For many, Donald Trump's decisive election victory over Kamala Harris in 2024 was a shock. Traditional polls had the race on a razor's edge. But, for those with eyes on prediction betting markets, a very different story was being told.
In recent years, prediction markets have swept the world, fundamentally changing the nature of the gambling market, and making their youthful pioneers billionaires. Posed as binary 'Yes/No' questions about future events, prediction bets allow any difference of opinion - whether on politics, wars, assassinations or popular culture - to be financialised.
But are these markets really a new phenomenon? What does it mean when markets get closer to the truth than the institutions we built to protect us? And what happens when those tasked with safeguarding democracy possess financial stakes in its volatility?
From Renaissance Rome, where merchants wagered on papal conclaves, through London coffee house gossip during the Napoleonic Wars, to the Pentagon's ill-fated terrorism futures exchange, The Big Bet describes the full five-hundred-year arc of a permissive regime which no one designed and no one voted for.

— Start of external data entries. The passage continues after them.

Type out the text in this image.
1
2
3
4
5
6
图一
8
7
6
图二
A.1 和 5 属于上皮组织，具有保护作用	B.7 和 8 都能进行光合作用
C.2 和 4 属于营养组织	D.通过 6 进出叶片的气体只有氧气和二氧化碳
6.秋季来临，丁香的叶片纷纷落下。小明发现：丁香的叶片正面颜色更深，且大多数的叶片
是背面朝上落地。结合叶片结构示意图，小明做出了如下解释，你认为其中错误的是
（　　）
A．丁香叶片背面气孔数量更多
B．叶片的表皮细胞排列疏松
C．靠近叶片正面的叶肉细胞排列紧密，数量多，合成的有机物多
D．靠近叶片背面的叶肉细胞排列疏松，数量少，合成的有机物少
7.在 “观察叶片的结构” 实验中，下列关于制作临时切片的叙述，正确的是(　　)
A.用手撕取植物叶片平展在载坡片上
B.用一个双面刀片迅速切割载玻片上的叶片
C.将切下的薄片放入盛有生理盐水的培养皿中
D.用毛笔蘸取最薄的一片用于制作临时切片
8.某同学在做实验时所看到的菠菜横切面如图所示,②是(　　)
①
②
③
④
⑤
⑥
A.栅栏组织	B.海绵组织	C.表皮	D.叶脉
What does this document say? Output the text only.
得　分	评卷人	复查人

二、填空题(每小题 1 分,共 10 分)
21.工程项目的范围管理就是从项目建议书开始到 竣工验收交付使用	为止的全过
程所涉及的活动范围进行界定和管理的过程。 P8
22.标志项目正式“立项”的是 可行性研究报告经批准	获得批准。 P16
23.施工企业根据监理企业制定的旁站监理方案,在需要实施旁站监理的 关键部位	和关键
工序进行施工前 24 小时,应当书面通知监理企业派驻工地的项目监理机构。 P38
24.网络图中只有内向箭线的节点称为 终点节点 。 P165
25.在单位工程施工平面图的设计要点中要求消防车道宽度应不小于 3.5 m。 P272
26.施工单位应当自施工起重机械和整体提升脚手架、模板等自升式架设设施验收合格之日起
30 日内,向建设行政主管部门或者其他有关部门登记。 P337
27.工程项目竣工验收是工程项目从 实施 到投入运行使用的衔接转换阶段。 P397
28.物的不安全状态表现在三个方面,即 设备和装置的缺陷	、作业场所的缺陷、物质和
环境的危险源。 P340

Drawing on deep expertise, Michael Auerbach examines how these markets are changing our world, and what they mean for the future of our democratic self-governance. Because they are not an anomaly - they are the logical endpoint of a society that has applied market capitalism to every aspect of life. And in a world when everything is a wager and nothing is off limits, knowing where the chips will fall matters more than ever.